Riferimento normativo: Art. 2051 c.c.
Focus: Se un condòmino resta intrappolato nell'ascensore per malfunzionamento dell'ascensore il condominio è responsabile per i danni alla persona subiti dal condòmino? Sul caso Il Tribunale di Napoli si è pronunciato in merito con la sentenza n. 11616 dell'11 dicembre 2025.
Principi generali: L'affidamento dell'impianto dell'ascensore ad una impresa specializzata nella manutenzione non fa venir meno il rapporto di custodia del condominio. Ciò impone che le segnalazioni tecniche (verbali di verifica, rilievi su dispositivi di sicurezza, proposte di intervento) siano portate tempestivamente dall'amministratore di condominio all'attenzione dell'assemblea, rientrando, tra i compiti dell'amministratore, compiere gli atti conservativi dei diritti inerenti alle parti comuni (art. 1130, comma 1, n. 4, c.c.).
Il caso: Una condòmina ha citato in giudizio il condominio chiedendo il risarcimento dei danni personali subiti per malfunzionamento dell'ascensore condominiale che, mentre la stessa era all'interno dell'ascensore, in discesa dal quinto piano si era fermato bruscamente al primo piano procurandole lesioni documentate da referto del Pronto Soccorso. La condòmina ha precisato che l'impianto aveva prodotto rumori anomali, cioè scricchioli ed un boato, si era arrestato bruscamente tra il primo piano ed il piano terra rimanendo bloccato tra i piani e rendendo necessaria l'estrazione a braccia della stessa che, in conseguenza di ciò, aveva riportato lesioni personali refertate presso il pronto soccorso dove erano state diagnosticate "contrattura muscolare dell'arachide cervicale e contusione lombare". Il condominio ha contestato la richiesta della condòmina ed ha chiamato in causa la ditta manutentrice chiedendo la manleva in caso di soccombenza. La ditta, a sua volta, ha chiamato in causa la compagnia assicuratrice. La ditta manutentrice, pur rivendicando la regolarità delle verifiche e l'autorizzazione al mantenimento in esercizio dell'impianto, ha evidenziato di aver segnalato al condominio criticità tecniche e, in particolare, la non efficienza del contatto del limitatore di velocità e la necessità di sostituire il quadro di manovra per evitare sbalzi di frenata, formulando anche specifici preventivi di spesa.Alla luce di detta documentazione e delle testimonianze acquisite il Tribunale ha ritenuto che la responsabilità dell'evento fosse riconducibile a colpa del condominio in quanto, ai sensi dell'art. 2051 c.c., il condominio, quale custode dei beni e servizi comuni – rientrando l'ascensore nell'elenco dei beni comuni dell'edificio di cui all'art. 1117 c.c. -, è obbligato ad adottare tutte le misure necessarie affinché le cose comuni non arrechino pregiudizio ad alcuno, rispondendo dei danni da queste arrecati sia ai condòmini che a terzi.

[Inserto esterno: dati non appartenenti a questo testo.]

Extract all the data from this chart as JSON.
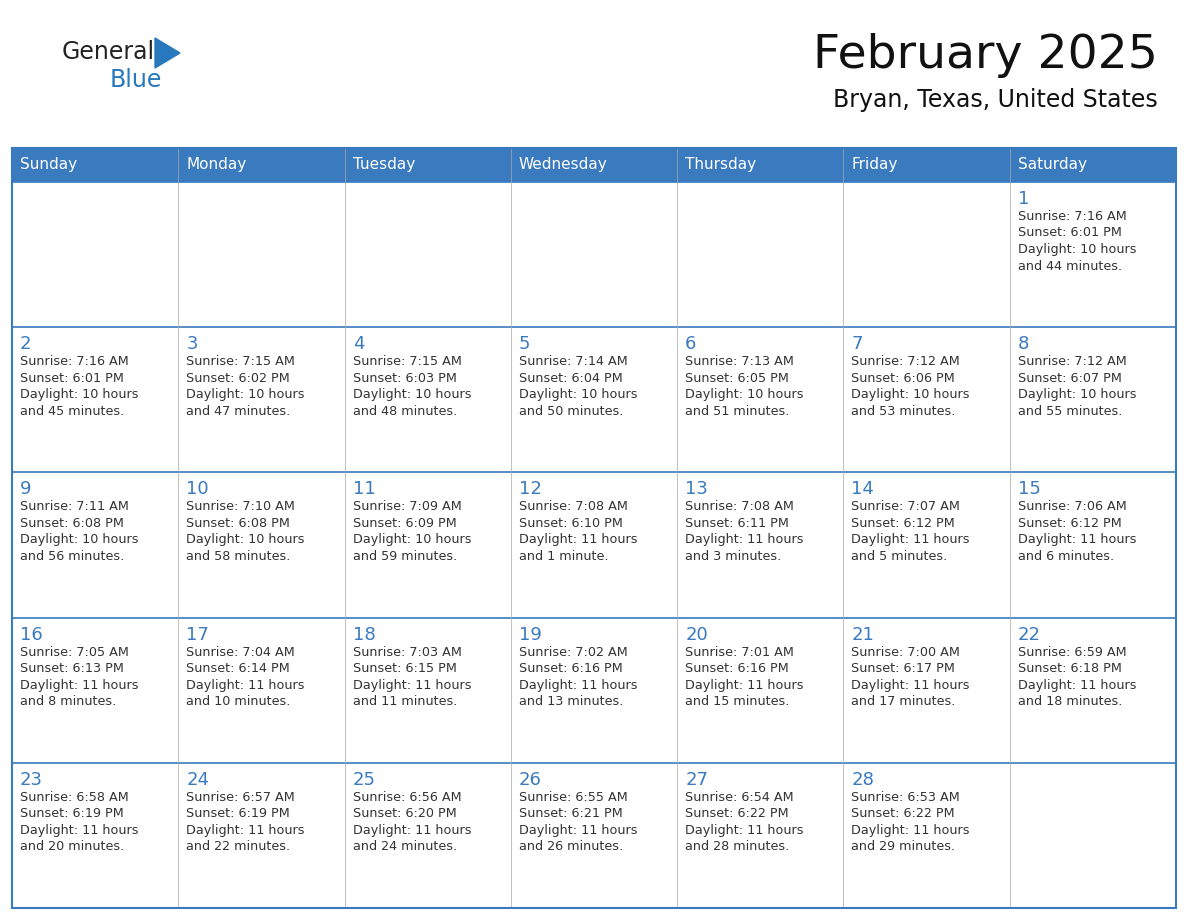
{
  "title": "February 2025",
  "subtitle": "Bryan, Texas, United States",
  "days_of_week": [
    "Sunday",
    "Monday",
    "Tuesday",
    "Wednesday",
    "Thursday",
    "Friday",
    "Saturday"
  ],
  "header_bg": "#3a7abf",
  "header_text": "#ffffff",
  "border_color": "#3a7abf",
  "day_num_color": "#3a7abf",
  "text_color": "#333333",
  "logo_general_color": "#222222",
  "logo_blue_color": "#2878be",
  "weeks": [
    [
      {
        "day": null,
        "info": ""
      },
      {
        "day": null,
        "info": ""
      },
      {
        "day": null,
        "info": ""
      },
      {
        "day": null,
        "info": ""
      },
      {
        "day": null,
        "info": ""
      },
      {
        "day": null,
        "info": ""
      },
      {
        "day": 1,
        "info": "Sunrise: 7:16 AM\nSunset: 6:01 PM\nDaylight: 10 hours\nand 44 minutes."
      }
    ],
    [
      {
        "day": 2,
        "info": "Sunrise: 7:16 AM\nSunset: 6:01 PM\nDaylight: 10 hours\nand 45 minutes."
      },
      {
        "day": 3,
        "info": "Sunrise: 7:15 AM\nSunset: 6:02 PM\nDaylight: 10 hours\nand 47 minutes."
      },
      {
        "day": 4,
        "info": "Sunrise: 7:15 AM\nSunset: 6:03 PM\nDaylight: 10 hours\nand 48 minutes."
      },
      {
        "day": 5,
        "info": "Sunrise: 7:14 AM\nSunset: 6:04 PM\nDaylight: 10 hours\nand 50 minutes."
      },
      {
        "day": 6,
        "info": "Sunrise: 7:13 AM\nSunset: 6:05 PM\nDaylight: 10 hours\nand 51 minutes."
      },
      {
        "day": 7,
        "info": "Sunrise: 7:12 AM\nSunset: 6:06 PM\nDaylight: 10 hours\nand 53 minutes."
      },
      {
        "day": 8,
        "info": "Sunrise: 7:12 AM\nSunset: 6:07 PM\nDaylight: 10 hours\nand 55 minutes."
      }
    ],
    [
      {
        "day": 9,
        "info": "Sunrise: 7:11 AM\nSunset: 6:08 PM\nDaylight: 10 hours\nand 56 minutes."
      },
      {
        "day": 10,
        "info": "Sunrise: 7:10 AM\nSunset: 6:08 PM\nDaylight: 10 hours\nand 58 minutes."
      },
      {
        "day": 11,
        "info": "Sunrise: 7:09 AM\nSunset: 6:09 PM\nDaylight: 10 hours\nand 59 minutes."
      },
      {
        "day": 12,
        "info": "Sunrise: 7:08 AM\nSunset: 6:10 PM\nDaylight: 11 hours\nand 1 minute."
      },
      {
        "day": 13,
        "info": "Sunrise: 7:08 AM\nSunset: 6:11 PM\nDaylight: 11 hours\nand 3 minutes."
      },
      {
        "day": 14,
        "info": "Sunrise: 7:07 AM\nSunset: 6:12 PM\nDaylight: 11 hours\nand 5 minutes."
      },
      {
        "day": 15,
        "info": "Sunrise: 7:06 AM\nSunset: 6:12 PM\nDaylight: 11 hours\nand 6 minutes."
      }
    ],
    [
      {
        "day": 16,
        "info": "Sunrise: 7:05 AM\nSunset: 6:13 PM\nDaylight: 11 hours\nand 8 minutes."
      },
      {
        "day": 17,
        "info": "Sunrise: 7:04 AM\nSunset: 6:14 PM\nDaylight: 11 hours\nand 10 minutes."
      },
      {
        "day": 18,
        "info": "Sunrise: 7:03 AM\nSunset: 6:15 PM\nDaylight: 11 hours\nand 11 minutes."
      },
      {
        "day": 19,
        "info": "Sunrise: 7:02 AM\nSunset: 6:16 PM\nDaylight: 11 hours\nand 13 minutes."
      },
      {
        "day": 20,
        "info": "Sunrise: 7:01 AM\nSunset: 6:16 PM\nDaylight: 11 hours\nand 15 minutes."
      },
      {
        "day": 21,
        "info": "Sunrise: 7:00 AM\nSunset: 6:17 PM\nDaylight: 11 hours\nand 17 minutes."
      },
      {
        "day": 22,
        "info": "Sunrise: 6:59 AM\nSunset: 6:18 PM\nDaylight: 11 hours\nand 18 minutes."
      }
    ],
    [
      {
        "day": 23,
        "info": "Sunrise: 6:58 AM\nSunset: 6:19 PM\nDaylight: 11 hours\nand 20 minutes."
      },
      {
        "day": 24,
        "info": "Sunrise: 6:57 AM\nSunset: 6:19 PM\nDaylight: 11 hours\nand 22 minutes."
      },
      {
        "day": 25,
        "info": "Sunrise: 6:56 AM\nSunset: 6:20 PM\nDaylight: 11 hours\nand 24 minutes."
      },
      {
        "day": 26,
        "info": "Sunrise: 6:55 AM\nSunset: 6:21 PM\nDaylight: 11 hours\nand 26 minutes."
      },
      {
        "day": 27,
        "info": "Sunrise: 6:54 AM\nSunset: 6:22 PM\nDaylight: 11 hours\nand 28 minutes."
      },
      {
        "day": 28,
        "info": "Sunrise: 6:53 AM\nSunset: 6:22 PM\nDaylight: 11 hours\nand 29 minutes."
      },
      {
        "day": null,
        "info": ""
      }
    ]
  ]
}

Infatti, il dovere di custodia e di vigilanza non viene meno per il solo fatto di avere stipulato un contratto di manutenzione con una ditta specializzata, non potendosi ritenere interrotto il rapporto tra il responsabile e la cosa comune. Sotto il profilo probatorio, è stato ribadito il principio che il danneggiato deve provare l'evento e il nesso causale tra cosa e danno, mentre al custode compete la prova liberatoria del caso fortuito, inteso come impulso causale autonomo, imprevedibile ed eccezionale, idoneo a interrompere il nesso eziologico (Cass. Civ. sent. n. 22784/2014; Trib. Teramo sent. n.678/2025). Sul punto la giurisprudenza di legittimità è solita ritenere che quando la cosa in custodia possa sprigionare una qualche energia o dinamica interna alla sua struttura tale da poter provocare il danno (es. caldaia) la responsabilità per la produzione degli eventi lesivi è oggettiva ritenendo implicito e già dimostrato il nesso causale. Pertanto, il giudice ha accolto il ricorso ritenendo provata, sostanzialmente implicita, la dinamica e il nesso causale tra l'anomalo funzionamento dell'ascensore e le lesioni riportate dalla condòmina, e, fermo restando la prova contraria del condominio quest'ultimo non ha fornito prova idonea a dimostrare che l'evento fosse riconducibile al caso fortuito (imprevedibilità e inevitabilità) né ad una condotta esclusiva/concorrente della danneggiata. Il condominio, di conseguenza, è stato condannato al pagamento del risarcimento dei danni alla condòmina per le lesioni micropermanenti subite. Quanto alle posizioni dei terzi chiamati, è stato escluso che vi fossero profili di responsabilità a carico della ditta manutentrice ed è stata disposta la compensazione tra condominio e manutentrice e tra manutentrice e assicurazione.